As it turns out, some of the most interesting secrets I've discovered lately were kept by my grandmother, AKA the adorable old lady walking her dog. My grandmother is in her late eighties and thinks she's sixteen. And sometimes, if you ask her again, she'll smile sweetly and hazard she might even be nineteen. Her senility combined with other health issues means she can no longer stay in her home.
The last two weekends my mother and I sorted through a lifetime of accumulation.
It turns out my grandmother kept a secret or two. Nothing earthshattering. No illegitimate children or love affairs. Her secrets were in the form of sketchbooks and writing.
She loved fashion and had a gift for drawing. Who knew? Not me.
In an essay penned in neat cursive she writes
"At that time my husband left on Monday morning and usually came home on Thursday night. My infidelity began to be apparent in small ways. Namely, a small dog who visited daily, getting surreptitious bones and other tokens of my esteem via the back door. For some reason he considered the back door more appropriate for his station in life. Or quite possibly, this was all part of his attack and integration strategy."The essays and pictures make me wonder if she ever published anything. Of course, knowing my grandmother such publication, if it exists at all would be blanketed underneath an assumed name of appropriateness.
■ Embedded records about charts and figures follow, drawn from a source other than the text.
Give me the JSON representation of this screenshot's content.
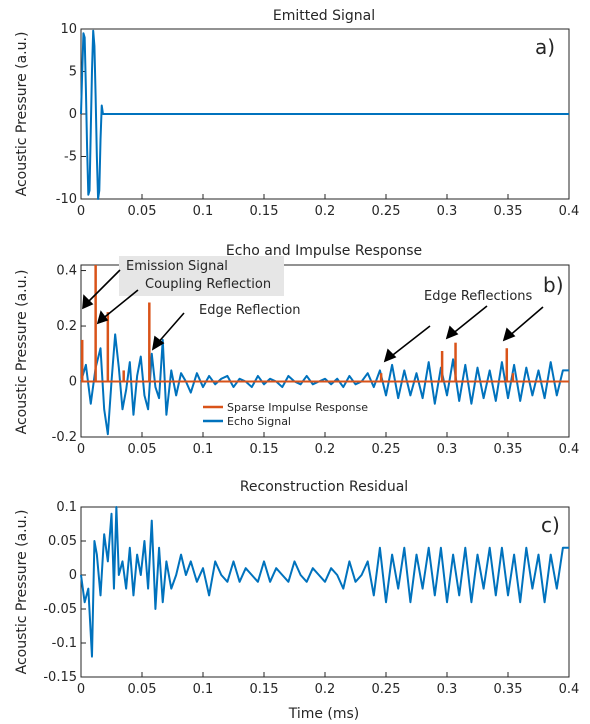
{
  "figure": {
    "xlabel": "Time (ms)"
  },
  "chart_data": [
    {
      "type": "line",
      "title": "Emitted Signal",
      "panel_label": "a)",
      "ylabel": "Acoustic Pressure (a.u.)",
      "xlabel": "",
      "xlim": [
        0,
        0.4
      ],
      "ylim": [
        -10,
        10
      ],
      "x_ticks": [
        "0",
        "0.05",
        "0.1",
        "0.15",
        "0.2",
        "0.25",
        "0.3",
        "0.35",
        "0.4"
      ],
      "y_ticks": [
        "10",
        "5",
        "0",
        "-5",
        "-10"
      ],
      "grid": false,
      "series": [
        {
          "color": "#0072BD",
          "x": [
            0,
            0.001,
            0.002,
            0.003,
            0.004,
            0.005,
            0.006,
            0.007,
            0.008,
            0.009,
            0.01,
            0.011,
            0.012,
            0.013,
            0.014,
            0.015,
            0.016,
            0.017,
            0.018,
            0.019,
            0.02,
            0.1,
            0.2,
            0.3,
            0.4
          ],
          "y": [
            0,
            5,
            9.5,
            9,
            3,
            -4,
            -9.5,
            -9,
            -2,
            5,
            9.8,
            8,
            2,
            -5,
            -10,
            -9,
            -3,
            1,
            0,
            0,
            0,
            0,
            0,
            0,
            0
          ]
        }
      ]
    },
    {
      "type": "line",
      "title": "Echo and Impulse Response",
      "panel_label": "b)",
      "ylabel": "Acoustic Pressure (a.u.)",
      "xlabel": "",
      "xlim": [
        0,
        0.4
      ],
      "ylim": [
        -0.2,
        0.42
      ],
      "x_ticks": [
        "0",
        "0.05",
        "0.1",
        "0.15",
        "0.2",
        "0.25",
        "0.3",
        "0.35",
        "0.4"
      ],
      "y_ticks": [
        "0.4",
        "0.2",
        "0",
        "-0.2"
      ],
      "grid": false,
      "legend": {
        "position": "bottom-left",
        "entries": [
          "Sparse Impulse Response",
          "Echo Signal"
        ]
      },
      "series": [
        {
          "name": "Sparse Impulse Response",
          "color": "#D95319",
          "type": "stem",
          "spikes": [
            {
              "x": 0.001,
              "y": 0.15
            },
            {
              "x": 0.012,
              "y": 0.42
            },
            {
              "x": 0.022,
              "y": 0.25
            },
            {
              "x": 0.035,
              "y": 0.04
            },
            {
              "x": 0.056,
              "y": 0.285
            },
            {
              "x": 0.246,
              "y": 0.03
            },
            {
              "x": 0.296,
              "y": 0.11
            },
            {
              "x": 0.307,
              "y": 0.14
            },
            {
              "x": 0.349,
              "y": 0.12
            },
            {
              "x": 0.354,
              "y": 0.03
            }
          ]
        },
        {
          "name": "Echo Signal",
          "color": "#0072BD",
          "x": [
            0,
            0.004,
            0.008,
            0.012,
            0.016,
            0.019,
            0.022,
            0.025,
            0.028,
            0.031,
            0.034,
            0.037,
            0.04,
            0.043,
            0.046,
            0.049,
            0.052,
            0.055,
            0.058,
            0.061,
            0.064,
            0.067,
            0.07,
            0.074,
            0.078,
            0.082,
            0.086,
            0.09,
            0.095,
            0.1,
            0.105,
            0.11,
            0.115,
            0.12,
            0.125,
            0.13,
            0.135,
            0.14,
            0.145,
            0.15,
            0.155,
            0.16,
            0.165,
            0.17,
            0.175,
            0.18,
            0.185,
            0.19,
            0.195,
            0.2,
            0.205,
            0.21,
            0.215,
            0.22,
            0.225,
            0.23,
            0.235,
            0.24,
            0.245,
            0.25,
            0.255,
            0.26,
            0.265,
            0.27,
            0.275,
            0.28,
            0.285,
            0.29,
            0.295,
            0.3,
            0.305,
            0.31,
            0.315,
            0.32,
            0.325,
            0.33,
            0.335,
            0.34,
            0.345,
            0.35,
            0.355,
            0.36,
            0.365,
            0.37,
            0.375,
            0.38,
            0.385,
            0.39,
            0.395,
            0.4
          ],
          "y": [
            0,
            0.06,
            -0.08,
            0.05,
            0.12,
            -0.1,
            -0.19,
            0.0,
            0.17,
            0.05,
            -0.1,
            -0.03,
            0.07,
            -0.12,
            0.02,
            0.09,
            -0.05,
            -0.1,
            0.1,
            -0.02,
            -0.06,
            0.15,
            -0.12,
            0.04,
            -0.05,
            0.03,
            0.0,
            -0.04,
            0.03,
            -0.02,
            0.02,
            -0.01,
            0.01,
            0.02,
            -0.02,
            0.01,
            0.0,
            -0.02,
            0.02,
            -0.01,
            0.01,
            0.0,
            -0.02,
            0.02,
            0.0,
            -0.01,
            0.02,
            -0.01,
            0.0,
            0.01,
            -0.01,
            0.01,
            -0.02,
            0.02,
            -0.01,
            0.0,
            0.03,
            -0.02,
            0.04,
            -0.05,
            0.06,
            -0.06,
            0.04,
            -0.05,
            0.03,
            -0.06,
            0.07,
            -0.08,
            0.05,
            -0.05,
            0.08,
            -0.07,
            0.06,
            -0.08,
            0.05,
            -0.06,
            0.04,
            -0.07,
            0.07,
            -0.06,
            0.06,
            -0.07,
            0.05,
            -0.05,
            0.04,
            -0.06,
            0.07,
            -0.05,
            0.04,
            0.04
          ]
        }
      ],
      "annotations": [
        "Emission Signal",
        "Coupling Reflection",
        "Edge Reflection",
        "Edge Reflections"
      ]
    },
    {
      "type": "line",
      "title": "Reconstruction Residual",
      "panel_label": "c)",
      "ylabel": "Acoustic Pressure (a.u.)",
      "xlabel": "Time (ms)",
      "xlim": [
        0,
        0.4
      ],
      "ylim": [
        -0.15,
        0.1
      ],
      "x_ticks": [
        "0",
        "0.05",
        "0.1",
        "0.15",
        "0.2",
        "0.25",
        "0.3",
        "0.35",
        "0.4"
      ],
      "y_ticks": [
        "0.1",
        "0.05",
        "0",
        "-0.05",
        "-0.1",
        "-0.15"
      ],
      "grid": false,
      "series": [
        {
          "color": "#0072BD",
          "x": [
            0,
            0.003,
            0.006,
            0.009,
            0.011,
            0.013,
            0.016,
            0.019,
            0.022,
            0.025,
            0.027,
            0.029,
            0.031,
            0.034,
            0.037,
            0.04,
            0.043,
            0.046,
            0.049,
            0.052,
            0.055,
            0.058,
            0.061,
            0.064,
            0.067,
            0.07,
            0.074,
            0.078,
            0.082,
            0.086,
            0.09,
            0.095,
            0.1,
            0.105,
            0.11,
            0.115,
            0.12,
            0.125,
            0.13,
            0.135,
            0.14,
            0.145,
            0.15,
            0.155,
            0.16,
            0.165,
            0.17,
            0.175,
            0.18,
            0.185,
            0.19,
            0.195,
            0.2,
            0.205,
            0.21,
            0.215,
            0.22,
            0.225,
            0.23,
            0.235,
            0.24,
            0.245,
            0.25,
            0.255,
            0.26,
            0.265,
            0.27,
            0.275,
            0.28,
            0.285,
            0.29,
            0.295,
            0.3,
            0.305,
            0.31,
            0.315,
            0.32,
            0.325,
            0.33,
            0.335,
            0.34,
            0.345,
            0.35,
            0.355,
            0.36,
            0.365,
            0.37,
            0.375,
            0.38,
            0.385,
            0.39,
            0.395,
            0.4
          ],
          "y": [
            0,
            -0.04,
            -0.02,
            -0.12,
            0.05,
            0.03,
            -0.03,
            0.06,
            0.02,
            0.09,
            -0.02,
            0.1,
            0.0,
            0.02,
            -0.02,
            0.04,
            -0.03,
            0.03,
            0.0,
            0.05,
            -0.02,
            0.08,
            -0.05,
            0.04,
            -0.04,
            0.02,
            -0.02,
            0.0,
            0.03,
            0.0,
            0.02,
            -0.01,
            0.01,
            -0.03,
            0.02,
            0.0,
            -0.01,
            0.02,
            -0.01,
            0.01,
            0.0,
            -0.01,
            0.02,
            -0.01,
            0.01,
            0.0,
            -0.01,
            0.02,
            0.0,
            -0.01,
            0.01,
            0.0,
            -0.01,
            0.01,
            0.0,
            -0.02,
            0.02,
            -0.01,
            0.0,
            0.02,
            -0.03,
            0.04,
            -0.04,
            0.03,
            -0.02,
            0.04,
            -0.04,
            0.03,
            -0.02,
            0.04,
            -0.03,
            0.04,
            -0.04,
            0.03,
            -0.03,
            0.04,
            -0.04,
            0.03,
            -0.02,
            0.04,
            -0.03,
            0.04,
            -0.03,
            0.03,
            -0.04,
            0.04,
            -0.02,
            0.03,
            -0.04,
            0.03,
            -0.02,
            0.04,
            0.04
          ]
        }
      ]
    }
  ]
}
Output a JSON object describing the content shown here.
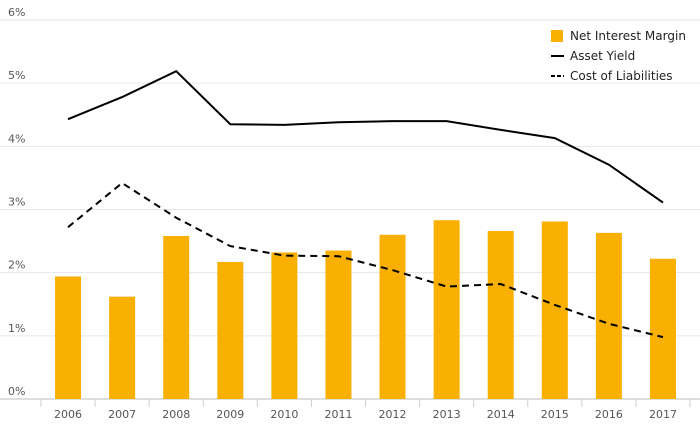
{
  "chart_data": {
    "type": "bar",
    "categories": [
      "2006",
      "2007",
      "2008",
      "2009",
      "2010",
      "2011",
      "2012",
      "2013",
      "2014",
      "2015",
      "2016",
      "2017"
    ],
    "ylim": [
      0,
      6
    ],
    "yticks": [
      0,
      1,
      2,
      3,
      4,
      5,
      6
    ],
    "ytick_labels": [
      "0%",
      "1%",
      "2%",
      "3%",
      "4%",
      "5%",
      "6%"
    ],
    "grid": true,
    "legend_position": "top-right",
    "series": [
      {
        "name": "Net Interest Margin",
        "kind": "bar",
        "color": "#F9B000",
        "values": [
          1.94,
          1.62,
          2.58,
          2.17,
          2.32,
          2.35,
          2.6,
          2.83,
          2.66,
          2.81,
          2.63,
          2.22
        ]
      },
      {
        "name": "Asset Yield",
        "kind": "line",
        "style": "solid",
        "color": "#000000",
        "values": [
          4.43,
          4.78,
          5.19,
          4.35,
          4.34,
          4.38,
          4.4,
          4.4,
          4.26,
          4.13,
          3.71,
          3.11
        ]
      },
      {
        "name": "Cost of Liabilities",
        "kind": "line",
        "style": "dashed",
        "color": "#000000",
        "values": [
          2.72,
          3.42,
          2.87,
          2.42,
          2.27,
          2.26,
          2.04,
          1.78,
          1.82,
          1.49,
          1.19,
          0.98
        ]
      }
    ]
  }
}
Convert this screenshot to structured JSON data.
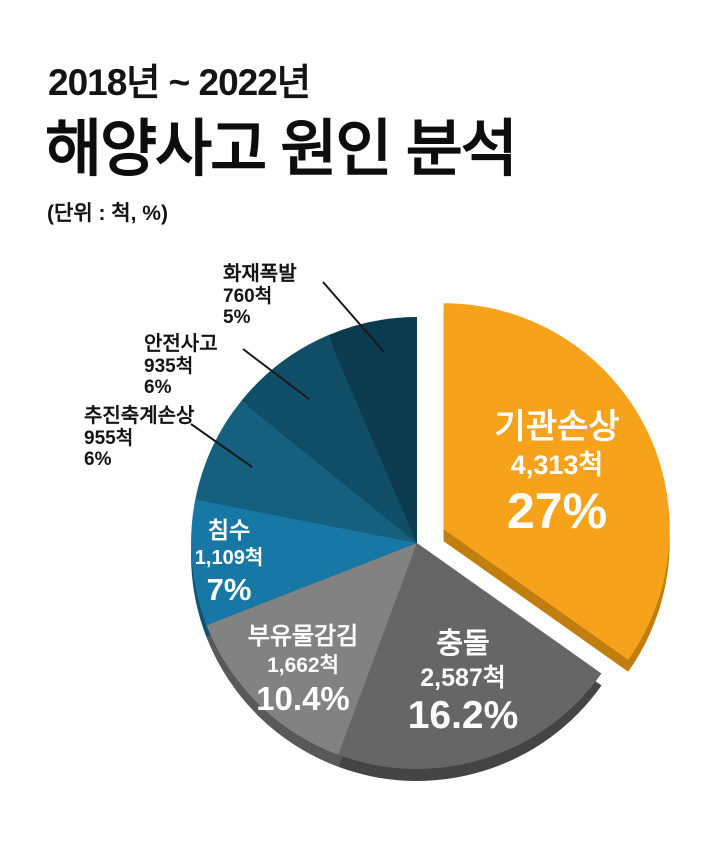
{
  "header": {
    "title_line1": "2018년 ~ 2022년",
    "title_line2": "해양사고 원인 분석",
    "unit_note": "(단위 : 척, %)"
  },
  "chart_data": {
    "type": "pie",
    "title": "2018년 ~ 2022년 해양사고 원인 분석",
    "unit": "척, %",
    "start_angle_deg": 0,
    "direction": "clockwise",
    "legend_position": "labels-on-slices",
    "slices": [
      {
        "id": "engine-damage",
        "label": "기관손상",
        "count_label": "4,313척",
        "count": 4313,
        "percent": 27,
        "percent_label": "27%",
        "color": "#F7A21B",
        "depth_color": "#C07E0E",
        "exploded": true,
        "label_placement": "inside"
      },
      {
        "id": "collision",
        "label": "충돌",
        "count_label": "2,587척",
        "count": 2587,
        "percent": 16.2,
        "percent_label": "16.2%",
        "color": "#666666",
        "depth_color": "#444444",
        "exploded": false,
        "label_placement": "inside"
      },
      {
        "id": "entanglement",
        "label": "부유물감김",
        "count_label": "1,662척",
        "count": 1662,
        "percent": 10.4,
        "percent_label": "10.4%",
        "color": "#828282",
        "depth_color": "#595959",
        "exploded": false,
        "label_placement": "inside"
      },
      {
        "id": "flooding",
        "label": "침수",
        "count_label": "1,109척",
        "count": 1109,
        "percent": 7,
        "percent_label": "7%",
        "color": "#1878A5",
        "depth_color": "#10536F",
        "exploded": false,
        "label_placement": "inside"
      },
      {
        "id": "shaft-damage",
        "label": "추진축계손상",
        "count_label": "955척",
        "count": 955,
        "percent": 6,
        "percent_label": "6%",
        "color": "#15607F",
        "depth_color": "#0D4258",
        "exploded": false,
        "label_placement": "outside"
      },
      {
        "id": "safety-accident",
        "label": "안전사고",
        "count_label": "935척",
        "count": 935,
        "percent": 6,
        "percent_label": "6%",
        "color": "#104D66",
        "depth_color": "#0A3547",
        "exploded": false,
        "label_placement": "outside"
      },
      {
        "id": "fire-explosion",
        "label": "화재폭발",
        "count_label": "760척",
        "count": 760,
        "percent": 5,
        "percent_label": "5%",
        "color": "#0C3A4F",
        "depth_color": "#062735",
        "exploded": false,
        "label_placement": "outside"
      }
    ]
  }
}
My grandmother's secrets make me want to be inappropriate, in all the best ways. No hiding emerging talent in private journals or dabbling around at this and that behind closed doors because I'm afraid of what the neighbors might think. I don't want my grandchildren or children to some day discover things I'd done and wish they'd known me better.
Of course, there's still time to ask my grandmother questions about her life. There are moments when she's lucid and knows my name, but even in those moments I'm not sure she'll open up. She's spent her life cultivating expertise in the art of the arm's length transaction. Which is why I've been thinking about how to frame my questions. But I'm starting to realize everything I want to know boils down to the same thing.
Did she want more out of life, and if so, what held her back?